Farid Imperator, alias Frédéric II, empereur des Romains  à qui l’on a fait le cadeau empoisonné, suite à la mort de ses parents, de la liberté.

« Comme Frédéric, pupille du pape, est intouchable, il prend le parti de le délaisser. Il lui fait l’infamant cadeau de la liberté (car personne n’en veut, à cette heure, et le mot lui-même ne fait rêver que les fous. ».

Il vit  en Sicile, à Palerme ville arabo-normande

« On y aimait tant les différences qu’on en inventait quand, faute de vent, il en venait moins ».

« Frédéric choisit ses maîtres parmi les Arabes et les Gréco-Syriens ; son appétit de connaissance les enchante, sa vivacité les émerveille ».

Il n’a que huit ans. Sa vie fut un long combat contre la papauté. Il a su

« conquérir la moitié du monde sans jamais tirer l’épée ».

Avec son armée et sa bande, il fonde, devant Palerme, au lieu d’un camp, une ville qu’il baptise « Victoria »

Frédéric, parti à la chasse, Victoria est détruite par les Parmesans. Basta ! « L’empire s’effondrera bientôt.

« Quelle importance ? Il n’était fait que d’un jeu d’écritures. »

Saut dans le dix-huitième Siècle.  Honoré Mirabel,  est un homme heureux, mais il ne s'appartient pas.

« Quand les branches des cerisiers sont lourdes de cerises, quand je vais boire mon pot de vin sur la Veaune, après la cueillette des azeroles, je suis heureux. »,

« Tout me plait en ce monde et il ne me va pas Je voudrais que tout change sans que rien ne se perde. »

valet de ferme, issu de serfs, il annonce qu’il a trouvé un trésor et… Que la fête commence. Il fera bombance sans débourser un liard, embobinera le bourgeois, pour finir aux galères.

« Au vrai, je n’ai pas volé grand-chose, mais je crois que j’ai fait pire à leurs yeux : j’ai blasphémé l’argent. »

Son comparse, Auquier sortira de prison, mais la leçon de Mirabel n’est pas perdue.
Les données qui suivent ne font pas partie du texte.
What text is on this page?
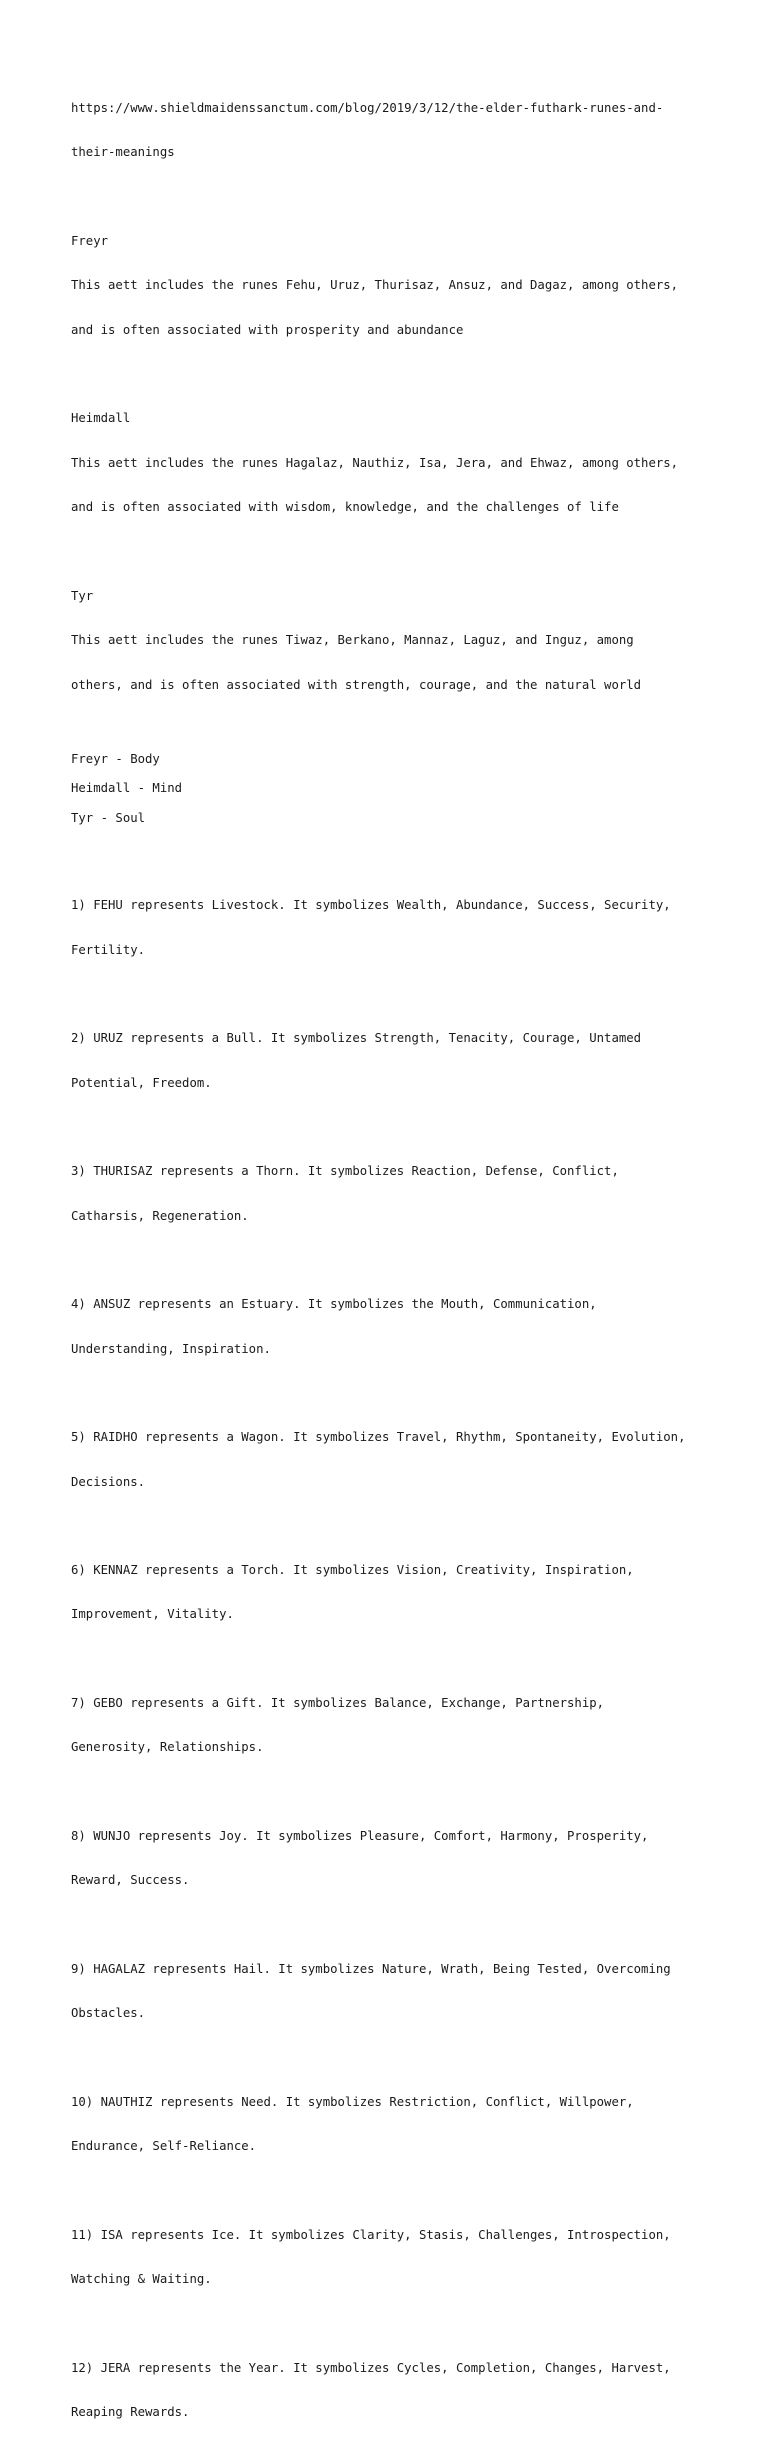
https://www.shieldmaidenssanctum.com/blog/2019/3/12/the-elder-futhark-runes-and-

their-meanings

Freyr

This aett includes the runes Fehu, Uruz, Thurisaz, Ansuz, and Dagaz, among others,

and is often associated with prosperity and abundance

Heimdall

This aett includes the runes Hagalaz, Nauthiz, Isa, Jera, and Ehwaz, among others,

and is often associated with wisdom, knowledge, and the challenges of life

Tyr

This aett includes the runes Tiwaz, Berkano, Mannaz, Laguz, and Inguz, among

others, and is often associated with strength, courage, and the natural world

Freyr - Body

Heimdall - Mind

Tyr - Soul

1) FEHU represents Livestock. It symbolizes Wealth, Abundance, Success, Security,

Fertility.

2) URUZ represents a Bull. It symbolizes Strength, Tenacity, Courage, Untamed

Potential, Freedom.

3) THURISAZ represents a Thorn. It symbolizes Reaction, Defense, Conflict,

Catharsis, Regeneration.

4) ANSUZ represents an Estuary. It symbolizes the Mouth, Communication,

Understanding, Inspiration.

5) RAIDHO represents a Wagon. It symbolizes Travel, Rhythm, Spontaneity, Evolution,

Decisions.

6) KENNAZ represents a Torch. It symbolizes Vision, Creativity, Inspiration,

Improvement, Vitality.

7) GEBO represents a Gift. It symbolizes Balance, Exchange, Partnership,

Generosity, Relationships.

8) WUNJO represents Joy. It symbolizes Pleasure, Comfort, Harmony, Prosperity,

Reward, Success.

9) HAGALAZ represents Hail. It symbolizes Nature, Wrath, Being Tested, Overcoming

Obstacles.

10) NAUTHIZ represents Need. It symbolizes Restriction, Conflict, Willpower,

Endurance, Self-Reliance.

11) ISA represents Ice. It symbolizes Clarity, Stasis, Challenges, Introspection,

Watching & Waiting.

12) JERA represents the Year. It symbolizes Cycles, Completion, Changes, Harvest,

Reaping Rewards.
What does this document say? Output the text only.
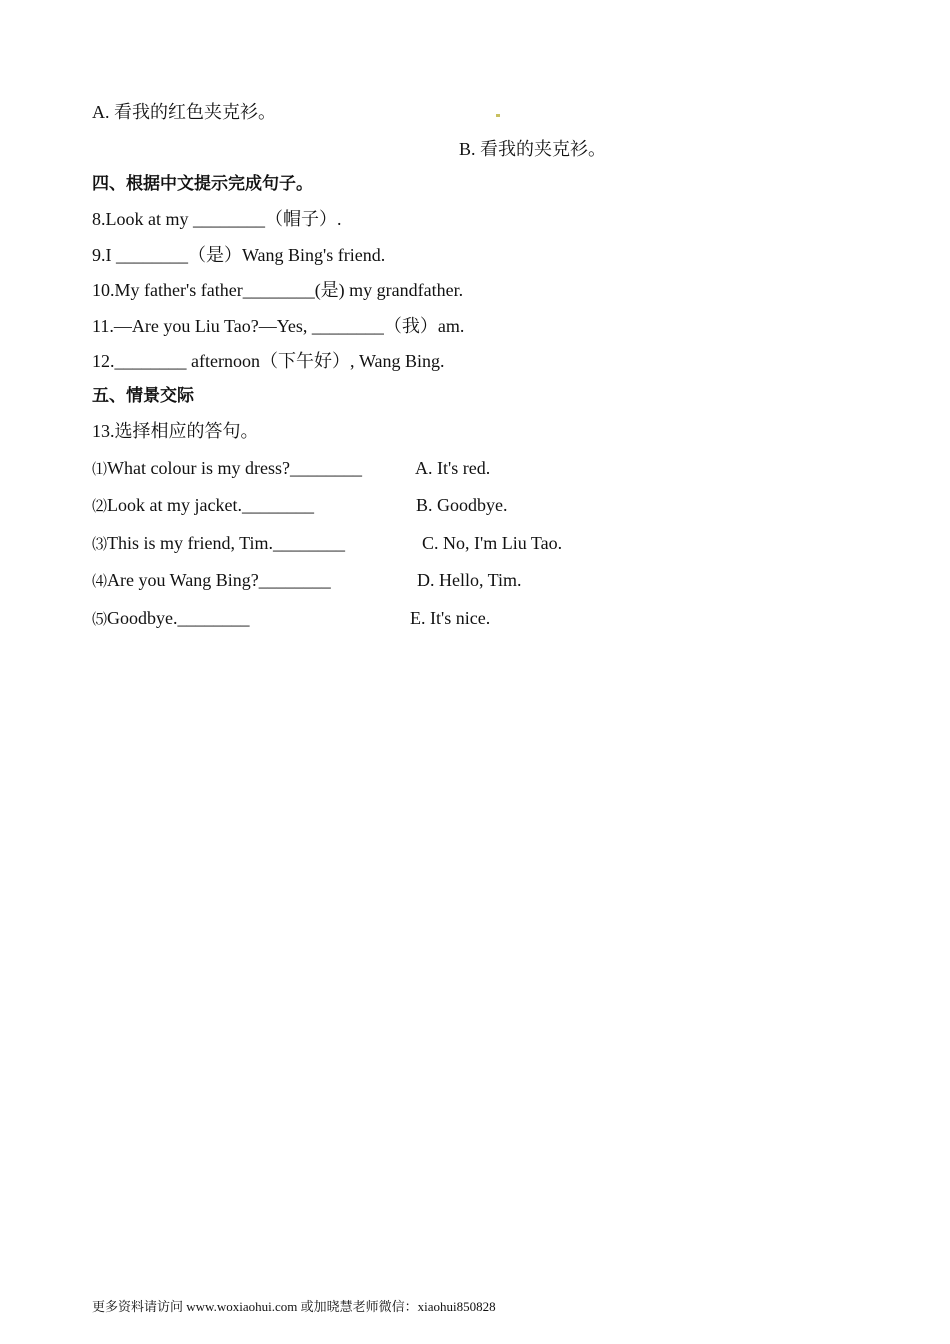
A. 看我的红色夹克衫。
B. 看我的夹克衫。
四、根据中文提示完成句子。
8.Look at my ________（帽子）.
9.I ________（是）Wang Bing's friend.
10.My father's father________(是) my grandfather.
11.—Are you Liu Tao?—Yes, ________（我）am.
12.________ afternoon（下午好）, Wang Bing.
五、情景交际
13.选择相应的答句。
⑴What colour is my dress?________	A. It's red.
⑵Look at my jacket.________	B. Goodbye.
⑶This is my friend, Tim.________	C. No, I'm Liu Tao.
⑷Are you Wang Bing?________	D. Hello, Tim.
⑸Goodbye.________	E. It's nice.
更多资料请访问 www.woxiaohui.com 或加晓慧老师微信：xiaohui850828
Pour la troisième nouvelle, je rencontre Miguel Samper, jeune espagnol qui va s’enrôler dans l’armée populaire combattre Franco, pour l’égalité (il y croyait) pour ne pas rester chez lui et risquer  de faire des saloperies comme

« Les vainqueurs se livraient aux saloperies. Et même les pauvres diables, pour peu qu’on leur ait donné un fragment de pouvoir. Alors, pour faire face au salaud que l’on porte en soi, pour étouffer le porc tout au fond de son ventre, mieux valait retourner au front, fusil contre fusil, ou la pelle à la main. Du moins, c’était encore ce que je croyais ».

Il subit, des républicains, les mêmes vilénies qu’il dénonce chez les phalangistes. Il trouve toujours le moyen de s’évader, de retrouver une certaine liberté. En fin de compte, il se retrouve dans un camp à Argelès alors qu’il voulait lutter 

« pour les copains, pour le matin du monde, pour l’égalité »

Désolé Miguel, mais cela n’a pas beaucoup changé, peut-être même un peu empiré.

« L’égalité est à la fois le passé et l’avenir de notre histoire. Il finira le temps des caciques, de ceux qui possèdent davantage que leur regard ne peut embrasser, même s’ils montent sur le toit. Il finira le temps de ceux qui font le tour en auto de terres dont ils ne sauront rien, sinon le rendement l’hectare. »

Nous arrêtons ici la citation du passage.